In hindsight, McCain-Feingold, for all its good intentions, weakened political parties, which may have contributed to the rise of Trump. Some of its provisions almost immediately failed to pass constitutional muster, like a “millionaire’s amendment” that raised the contribution limits for federal candidates opposed by wealthy self-funders.
But the larger problem was that without an effective Federal Election Commission, without supportive rulings by the courts and without a political system willing to abandon its big-money habits, a single piece of reform legislation would never be enough. Even before Citizens United, shadowy right-wing groups in 2004 funded the vicious Swift Boat attack ads undermining John Kerry’s Vietnam War record.
While McCain’s passion for campaign reform ebbed after his evanescent legislative triumph in 2002, he never completely abandoned the cause. In 2008, Obama became the first presidential candidate since the post-Watergate reforms to refuse public financing for his fall campaign. McCain, even though he knew that he would be overwhelmed by the Obama fund-raising machine, felt compelled out of principle to stay within the public financing system.

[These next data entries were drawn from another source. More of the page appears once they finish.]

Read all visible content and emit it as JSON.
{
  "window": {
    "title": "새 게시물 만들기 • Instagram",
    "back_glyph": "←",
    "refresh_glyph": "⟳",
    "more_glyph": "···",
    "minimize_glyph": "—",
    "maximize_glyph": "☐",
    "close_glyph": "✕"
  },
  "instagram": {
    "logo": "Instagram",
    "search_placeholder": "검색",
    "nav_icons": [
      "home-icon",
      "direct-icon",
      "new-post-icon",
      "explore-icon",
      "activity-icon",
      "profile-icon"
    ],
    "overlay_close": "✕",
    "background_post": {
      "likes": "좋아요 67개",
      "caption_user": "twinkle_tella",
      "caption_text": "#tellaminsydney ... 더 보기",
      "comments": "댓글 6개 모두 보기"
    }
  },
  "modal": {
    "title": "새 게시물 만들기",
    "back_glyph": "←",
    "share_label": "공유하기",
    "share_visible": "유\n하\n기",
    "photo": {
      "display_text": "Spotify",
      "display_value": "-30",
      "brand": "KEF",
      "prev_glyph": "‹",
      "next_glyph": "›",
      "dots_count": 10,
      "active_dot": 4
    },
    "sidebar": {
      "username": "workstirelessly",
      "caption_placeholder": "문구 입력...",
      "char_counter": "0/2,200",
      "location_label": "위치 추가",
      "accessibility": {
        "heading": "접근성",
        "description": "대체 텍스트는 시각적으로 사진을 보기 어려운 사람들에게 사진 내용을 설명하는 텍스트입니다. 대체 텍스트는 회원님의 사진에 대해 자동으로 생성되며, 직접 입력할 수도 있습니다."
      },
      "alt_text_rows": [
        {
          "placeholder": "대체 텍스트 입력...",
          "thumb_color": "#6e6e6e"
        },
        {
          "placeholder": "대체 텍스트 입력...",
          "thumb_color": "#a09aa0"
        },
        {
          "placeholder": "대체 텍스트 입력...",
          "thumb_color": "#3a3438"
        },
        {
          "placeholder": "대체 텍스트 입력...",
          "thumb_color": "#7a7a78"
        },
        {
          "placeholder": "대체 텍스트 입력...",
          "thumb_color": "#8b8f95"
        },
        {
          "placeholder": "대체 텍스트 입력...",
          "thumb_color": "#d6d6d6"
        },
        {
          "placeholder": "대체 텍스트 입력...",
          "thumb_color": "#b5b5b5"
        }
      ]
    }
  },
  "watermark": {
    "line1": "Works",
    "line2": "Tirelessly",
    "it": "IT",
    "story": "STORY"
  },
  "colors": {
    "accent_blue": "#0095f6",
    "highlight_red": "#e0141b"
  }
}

Yet in reflecting on McCain’s remarkable career, I keep coming back to the might-have-beens of 2000. Had he prevailed against Bush in South Carolina, McCain had a strong shot at defeating the uninspiring Al Gore in the 2000 campaign. That version of McCain was a genuine Teddy Roosevelt reformer animated by the belief that “big-money interests” should not shape legislative agendas. It would be a far better America today if a President McCain, taking office in 2001, had mobilized a bipartisan coalition for lasting campaign and other reforms in public life.
In that — and in so many other ways — John McCain will be deeply missed as our political life grows meaner, smaller, and more corrupted by big money.
The views expressed are the author’s own and not necessarily those of the Brennan Center for Justice.